Toutefois, il convient de rappeler que le juge des référés a déjà débouté les consorts [F] de leur demande d’expulsion sous astreinte dans son ordonnance du 15 juillet 2025 laquelle a autorité de la chose jugée relative.
En outre, le recours à la force publique ayant été autorisé par le juge des référés et requis le 12 septembre 2025, les propriétaires des lieux disposent d’une mesure suffisamment coercitive pour obtenir l’expulsion de l’occupante.
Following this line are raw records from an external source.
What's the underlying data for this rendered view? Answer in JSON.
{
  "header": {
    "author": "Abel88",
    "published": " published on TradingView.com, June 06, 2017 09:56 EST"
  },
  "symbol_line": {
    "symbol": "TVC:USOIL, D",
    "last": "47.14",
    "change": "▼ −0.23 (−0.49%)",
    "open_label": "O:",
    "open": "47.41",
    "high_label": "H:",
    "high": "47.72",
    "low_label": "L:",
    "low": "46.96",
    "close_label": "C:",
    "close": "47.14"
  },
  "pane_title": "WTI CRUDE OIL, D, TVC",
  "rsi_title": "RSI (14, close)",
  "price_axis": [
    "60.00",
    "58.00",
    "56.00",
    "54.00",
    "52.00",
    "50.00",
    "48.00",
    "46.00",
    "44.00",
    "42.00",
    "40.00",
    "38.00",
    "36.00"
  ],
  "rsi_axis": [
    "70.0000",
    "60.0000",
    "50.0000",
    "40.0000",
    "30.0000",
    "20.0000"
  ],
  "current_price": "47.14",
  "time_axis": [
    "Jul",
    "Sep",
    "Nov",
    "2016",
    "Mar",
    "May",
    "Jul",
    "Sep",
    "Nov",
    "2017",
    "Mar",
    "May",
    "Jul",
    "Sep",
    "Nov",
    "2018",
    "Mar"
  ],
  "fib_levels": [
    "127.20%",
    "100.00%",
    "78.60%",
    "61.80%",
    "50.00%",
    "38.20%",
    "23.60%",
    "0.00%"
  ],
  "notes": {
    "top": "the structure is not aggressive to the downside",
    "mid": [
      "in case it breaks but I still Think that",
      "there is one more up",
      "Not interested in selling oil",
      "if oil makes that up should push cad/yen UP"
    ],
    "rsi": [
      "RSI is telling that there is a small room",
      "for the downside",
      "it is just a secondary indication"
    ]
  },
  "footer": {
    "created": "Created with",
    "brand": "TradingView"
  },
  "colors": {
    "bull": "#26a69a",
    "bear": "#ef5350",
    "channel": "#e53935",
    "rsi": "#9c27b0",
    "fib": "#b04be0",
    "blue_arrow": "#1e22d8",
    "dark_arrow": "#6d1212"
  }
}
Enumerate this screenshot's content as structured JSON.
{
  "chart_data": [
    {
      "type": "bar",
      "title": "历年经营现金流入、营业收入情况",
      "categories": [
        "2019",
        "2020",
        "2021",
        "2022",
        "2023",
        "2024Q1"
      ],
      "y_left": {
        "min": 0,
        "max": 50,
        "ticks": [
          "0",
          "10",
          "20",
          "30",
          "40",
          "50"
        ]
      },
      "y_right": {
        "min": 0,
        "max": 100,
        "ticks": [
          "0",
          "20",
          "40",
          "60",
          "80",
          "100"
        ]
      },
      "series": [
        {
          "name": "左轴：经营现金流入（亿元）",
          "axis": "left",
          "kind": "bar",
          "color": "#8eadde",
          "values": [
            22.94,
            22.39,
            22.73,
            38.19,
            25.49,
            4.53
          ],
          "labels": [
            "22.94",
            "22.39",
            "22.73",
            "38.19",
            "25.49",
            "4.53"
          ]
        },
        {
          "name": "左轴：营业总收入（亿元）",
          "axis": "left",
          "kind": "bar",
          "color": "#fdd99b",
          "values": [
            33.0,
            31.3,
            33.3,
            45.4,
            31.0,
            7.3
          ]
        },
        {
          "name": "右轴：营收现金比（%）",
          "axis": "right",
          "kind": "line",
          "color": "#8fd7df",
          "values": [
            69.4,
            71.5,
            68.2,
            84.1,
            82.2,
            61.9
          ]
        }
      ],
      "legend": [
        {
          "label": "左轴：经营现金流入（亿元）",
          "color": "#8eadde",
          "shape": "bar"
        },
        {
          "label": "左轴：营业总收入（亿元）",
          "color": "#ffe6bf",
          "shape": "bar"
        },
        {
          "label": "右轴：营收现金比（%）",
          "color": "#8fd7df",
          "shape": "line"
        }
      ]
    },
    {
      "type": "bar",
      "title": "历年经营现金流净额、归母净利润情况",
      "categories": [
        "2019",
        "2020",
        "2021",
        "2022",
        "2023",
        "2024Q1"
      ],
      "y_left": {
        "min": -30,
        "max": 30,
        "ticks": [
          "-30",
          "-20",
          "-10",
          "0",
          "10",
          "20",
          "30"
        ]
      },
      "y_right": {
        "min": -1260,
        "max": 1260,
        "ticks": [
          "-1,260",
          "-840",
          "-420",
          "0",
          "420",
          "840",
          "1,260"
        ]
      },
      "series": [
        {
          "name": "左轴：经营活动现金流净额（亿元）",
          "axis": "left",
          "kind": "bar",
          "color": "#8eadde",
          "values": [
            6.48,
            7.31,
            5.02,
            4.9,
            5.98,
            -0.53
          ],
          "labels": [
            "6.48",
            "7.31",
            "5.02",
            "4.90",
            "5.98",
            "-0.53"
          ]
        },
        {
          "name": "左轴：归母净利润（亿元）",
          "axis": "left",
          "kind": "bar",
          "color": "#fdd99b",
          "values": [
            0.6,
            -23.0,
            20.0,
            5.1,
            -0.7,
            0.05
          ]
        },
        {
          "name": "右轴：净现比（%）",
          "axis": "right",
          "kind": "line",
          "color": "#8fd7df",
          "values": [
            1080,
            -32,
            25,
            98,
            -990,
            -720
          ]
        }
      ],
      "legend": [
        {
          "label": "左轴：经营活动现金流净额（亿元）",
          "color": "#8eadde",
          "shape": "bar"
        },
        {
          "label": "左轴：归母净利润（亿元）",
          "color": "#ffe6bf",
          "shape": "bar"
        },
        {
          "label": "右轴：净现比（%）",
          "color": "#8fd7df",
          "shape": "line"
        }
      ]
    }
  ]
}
La demande d’astreinte sera donc rejetée
Sur les demandes accessoires
La société [K] [J], partie perdante, supportera les dépens et devra participer aux frais de procédure hors dépens exposés par Mme [I] [F] épouse [V], M. [T] [F] et Mme [G] [U] veuve [F] au titre de l’article 700 du Code de procédure civile.
PAR CES MOTIFS
LE JUGE DE L’EXÉCUTION,
Statuant par jugement en premier ressort et contradictoire, rendu par mise à disposition au greffe ;
Déclare recevable la demande de délais présentée par la société [K] [J] ;
Rejette la demande de délais d’expulsion présentée par la société [K] [J] pour le terrain qu’elle occupe [Adresse 4] et [Adresse 1] [Localité 10] [Adresse 16] [Localité 12] [Adresse 11] ;
Rejette la demande de dommages et intérêts pour résistance abusive formée par Mme [I] [F] épouse [V], M. [T] [F] et Mme [G] [U] veuve [F] ;
Rejette la demande d’astreinte formée par Mme [I] [F] épouse [V], M. [T] [F] et Mme [G] [U] veuve [F] ;
Condamne la société [K] [J] à payer à Mme [I] [F] épouse [V], M. [T] [F] et Mme [G] [U] veuve [F] la somme de 1 000 euros au titre de l’article 700 du code de procédure civile ;
Condamne la société [K] [J] aux dépens ;
Dit que la présente décision sera adressée par le secrétariat-greffe, par lettre simple, au Préfet du VAL D’OISE – Service des Expulsions ;
Rappelle que les décisions du Juge de l’exécution bénéficient de l’exécution provisoire de droit.